ビールと喉とオレンジ
マッキーに紹介される前に、
私は食い気味で動いた。
「初めまして、真希さんの
仕事仲間の、緑です」ニコッ
笑顔は外せない。
二人をマッキーは紹介してくれた。
フラワーというお店で美容師をしている、
えっちゃんとキャロリン。
キャロリンはあだ名だ。
二人とも、タイプは違うが、
可愛らしかった……
そして私は衝撃を受けた。
マッキーが昔、美容師だった事に。
髪が伸びたらマッキーに頼もう。
そう胸に秘めた……
ひそひそ。
「ちょっとカッコよくない?」
「うん、微イケメンじゃない?」
私の鍛えられたレーダーは捕らえた。
否、捕まえた。
えっちゃん、キャロリンの話を。
気分は爆発的に上昇した。
二人は、顔が少し赤く、
飲んでいるようだった。
マッキーもビールを頼んでいた。
えっちゃん。
「真希、大分変わったね。
高そうな服とか、バッグも。
稼いでるな〜?」
キャロリンも頷く。
「うちも思った。

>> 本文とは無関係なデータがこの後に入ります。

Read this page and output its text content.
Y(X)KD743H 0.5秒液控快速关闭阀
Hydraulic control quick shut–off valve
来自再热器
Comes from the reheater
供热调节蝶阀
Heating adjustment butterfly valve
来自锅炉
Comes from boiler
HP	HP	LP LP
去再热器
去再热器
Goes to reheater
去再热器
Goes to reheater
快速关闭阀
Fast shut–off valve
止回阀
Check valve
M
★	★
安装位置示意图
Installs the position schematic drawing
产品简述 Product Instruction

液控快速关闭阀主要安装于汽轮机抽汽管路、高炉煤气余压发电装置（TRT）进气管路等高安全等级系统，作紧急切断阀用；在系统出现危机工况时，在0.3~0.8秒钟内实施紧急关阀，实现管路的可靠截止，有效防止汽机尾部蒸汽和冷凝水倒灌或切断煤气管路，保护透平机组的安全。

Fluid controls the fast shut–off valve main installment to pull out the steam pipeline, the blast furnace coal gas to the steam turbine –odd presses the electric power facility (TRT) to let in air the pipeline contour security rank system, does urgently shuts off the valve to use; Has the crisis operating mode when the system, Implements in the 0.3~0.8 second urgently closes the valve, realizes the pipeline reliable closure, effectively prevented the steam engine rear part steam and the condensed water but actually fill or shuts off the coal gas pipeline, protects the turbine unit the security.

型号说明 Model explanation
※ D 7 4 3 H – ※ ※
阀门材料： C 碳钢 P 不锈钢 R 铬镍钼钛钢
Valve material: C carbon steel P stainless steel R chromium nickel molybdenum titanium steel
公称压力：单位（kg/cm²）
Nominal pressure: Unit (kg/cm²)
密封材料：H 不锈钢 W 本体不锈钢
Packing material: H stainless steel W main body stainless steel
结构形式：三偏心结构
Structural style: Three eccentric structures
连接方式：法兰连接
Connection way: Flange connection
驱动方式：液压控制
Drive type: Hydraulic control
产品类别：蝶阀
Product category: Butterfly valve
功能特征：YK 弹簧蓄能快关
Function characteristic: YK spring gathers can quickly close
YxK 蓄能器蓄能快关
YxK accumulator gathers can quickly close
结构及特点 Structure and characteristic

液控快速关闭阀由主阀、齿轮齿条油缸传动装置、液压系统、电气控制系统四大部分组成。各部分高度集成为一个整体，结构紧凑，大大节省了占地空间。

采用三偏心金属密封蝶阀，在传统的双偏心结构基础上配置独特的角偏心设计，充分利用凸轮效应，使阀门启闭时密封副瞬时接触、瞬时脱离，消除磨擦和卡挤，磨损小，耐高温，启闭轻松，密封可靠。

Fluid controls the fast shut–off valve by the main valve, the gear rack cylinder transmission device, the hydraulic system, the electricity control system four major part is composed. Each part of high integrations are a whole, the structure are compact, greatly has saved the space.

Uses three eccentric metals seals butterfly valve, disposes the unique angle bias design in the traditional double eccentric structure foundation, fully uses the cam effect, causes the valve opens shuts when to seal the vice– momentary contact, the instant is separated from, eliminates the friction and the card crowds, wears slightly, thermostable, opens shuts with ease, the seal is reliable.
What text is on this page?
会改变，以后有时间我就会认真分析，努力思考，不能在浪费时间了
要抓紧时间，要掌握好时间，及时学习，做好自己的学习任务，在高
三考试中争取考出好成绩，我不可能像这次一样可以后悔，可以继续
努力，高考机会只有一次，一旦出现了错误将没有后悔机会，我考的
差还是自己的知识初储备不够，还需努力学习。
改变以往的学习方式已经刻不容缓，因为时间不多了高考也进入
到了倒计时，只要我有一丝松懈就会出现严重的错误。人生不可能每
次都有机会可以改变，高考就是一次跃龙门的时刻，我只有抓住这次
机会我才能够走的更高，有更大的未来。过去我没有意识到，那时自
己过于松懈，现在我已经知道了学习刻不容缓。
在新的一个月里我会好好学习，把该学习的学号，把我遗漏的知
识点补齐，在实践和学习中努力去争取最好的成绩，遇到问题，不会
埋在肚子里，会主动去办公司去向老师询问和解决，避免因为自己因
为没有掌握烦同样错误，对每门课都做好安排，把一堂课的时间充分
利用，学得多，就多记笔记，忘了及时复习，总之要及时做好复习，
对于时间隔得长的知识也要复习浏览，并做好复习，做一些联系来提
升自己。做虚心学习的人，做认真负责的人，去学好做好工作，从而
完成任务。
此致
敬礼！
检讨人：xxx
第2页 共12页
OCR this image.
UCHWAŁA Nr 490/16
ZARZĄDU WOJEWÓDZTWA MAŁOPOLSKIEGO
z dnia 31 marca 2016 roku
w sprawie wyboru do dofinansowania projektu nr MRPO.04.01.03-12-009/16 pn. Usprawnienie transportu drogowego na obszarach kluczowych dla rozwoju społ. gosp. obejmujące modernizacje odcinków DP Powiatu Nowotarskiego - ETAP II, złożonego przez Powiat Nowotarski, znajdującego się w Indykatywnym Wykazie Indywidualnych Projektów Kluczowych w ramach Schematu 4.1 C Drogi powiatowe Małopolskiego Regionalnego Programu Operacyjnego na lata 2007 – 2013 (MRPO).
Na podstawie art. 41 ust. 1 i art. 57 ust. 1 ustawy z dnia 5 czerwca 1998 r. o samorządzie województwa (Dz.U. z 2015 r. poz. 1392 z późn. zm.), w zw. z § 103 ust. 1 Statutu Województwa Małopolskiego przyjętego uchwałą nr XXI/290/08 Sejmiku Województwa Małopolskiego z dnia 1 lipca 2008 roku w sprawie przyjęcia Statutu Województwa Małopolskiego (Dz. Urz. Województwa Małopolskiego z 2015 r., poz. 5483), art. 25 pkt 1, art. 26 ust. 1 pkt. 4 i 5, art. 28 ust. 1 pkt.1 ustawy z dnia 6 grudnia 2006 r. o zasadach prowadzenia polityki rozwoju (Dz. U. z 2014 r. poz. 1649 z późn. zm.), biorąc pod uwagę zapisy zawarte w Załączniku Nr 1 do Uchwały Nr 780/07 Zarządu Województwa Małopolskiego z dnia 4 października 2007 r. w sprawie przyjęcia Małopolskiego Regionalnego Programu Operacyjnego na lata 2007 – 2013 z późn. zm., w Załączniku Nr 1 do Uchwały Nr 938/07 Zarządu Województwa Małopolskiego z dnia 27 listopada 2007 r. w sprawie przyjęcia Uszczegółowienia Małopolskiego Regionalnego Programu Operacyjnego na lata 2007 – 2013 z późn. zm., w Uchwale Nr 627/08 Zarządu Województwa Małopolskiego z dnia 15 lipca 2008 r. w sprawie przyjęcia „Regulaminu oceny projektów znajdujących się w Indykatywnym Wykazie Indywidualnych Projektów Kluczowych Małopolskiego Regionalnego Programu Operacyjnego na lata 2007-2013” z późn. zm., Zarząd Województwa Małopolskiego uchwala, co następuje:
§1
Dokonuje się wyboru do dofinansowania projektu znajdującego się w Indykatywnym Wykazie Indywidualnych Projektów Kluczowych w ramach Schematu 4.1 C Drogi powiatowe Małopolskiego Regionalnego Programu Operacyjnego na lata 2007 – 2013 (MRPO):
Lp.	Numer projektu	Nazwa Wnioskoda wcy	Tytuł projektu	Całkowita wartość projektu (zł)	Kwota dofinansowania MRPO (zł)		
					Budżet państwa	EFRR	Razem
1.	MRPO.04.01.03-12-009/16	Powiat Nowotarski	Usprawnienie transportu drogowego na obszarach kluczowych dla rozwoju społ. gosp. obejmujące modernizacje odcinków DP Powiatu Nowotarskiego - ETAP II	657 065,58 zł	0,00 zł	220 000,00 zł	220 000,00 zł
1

やっぱり
収入いいの? 綺麗になってるし」
ビールが届いたマッキー。
一気に流し込んで、
「ゴキュ、ゴキュ、プハー」
「うん、お給料良いよー。
色々大変だけど」
私を見て笑ったマッキー。
ビール飲む時、すごい喉鳴らすんだね。
そこから二人の、酒の入った
怒涛の追跡が始まった。
いくら稼いでいるの?
何をしてるの?
そのバッグいくらだった?
どこに住んでるの?
彼氏はできた?
マッキーは全て、いなしている。
まるで柳だ。
そっと軌道をずらし、
体幹は決してブレない。
えっちゃんの言葉のローキック、
ハイキック、全ていなす。
できる!
キャロリンからの
ブラジリアンキックが来た。
「緑さん、との関係は?」
マッキーはきょとんとして言った。
「緑さん、社長だよ」
社長というパワーワードに、
二人は僅かに動揺した。
テーブルから肘を外す、えっちゃん。
焼酎から梅酒に変更するキャロリン。
元同僚が、時が経ち、
ステップアップしている現状。
それに私が関わっていると知った……
今日は私の奢りだな。
静かに悟った……
えっちゃんは私を見つめて、
「緑さん、社長さんだったんですね」
髪をかきあげ、キャロリンも。
「すごいですねぇ〜。
従業員、募集してます?」
二人の探偵は、私の追跡を仕掛けた。
先に牽制をかます。
「今は、マッキーと二人で充分。
だから募集はしてないかな。
二人の小さな会社だからね」
小さな会社。従業員二人。
えっちゃんは肘を戻し、
キャロリンは熱燗を頼んでいた。
女性は、いつも、現実主義だ。
少し酔ったキャロリンが、
「緑さん、人が足りない時は
言ってくださいね」
マッキーが思い出した様に、
「出張の時、電話対応してくれる人、
欲しいかもですね、緑さん?」
うん……それはあるな……
でも、この二人は駄目だ。
気づいていた、最初から……
二人とも、同じピアスを着けている。
ピアスにしては、少し大きい。
花の形、オレンジ色で、全く同じ。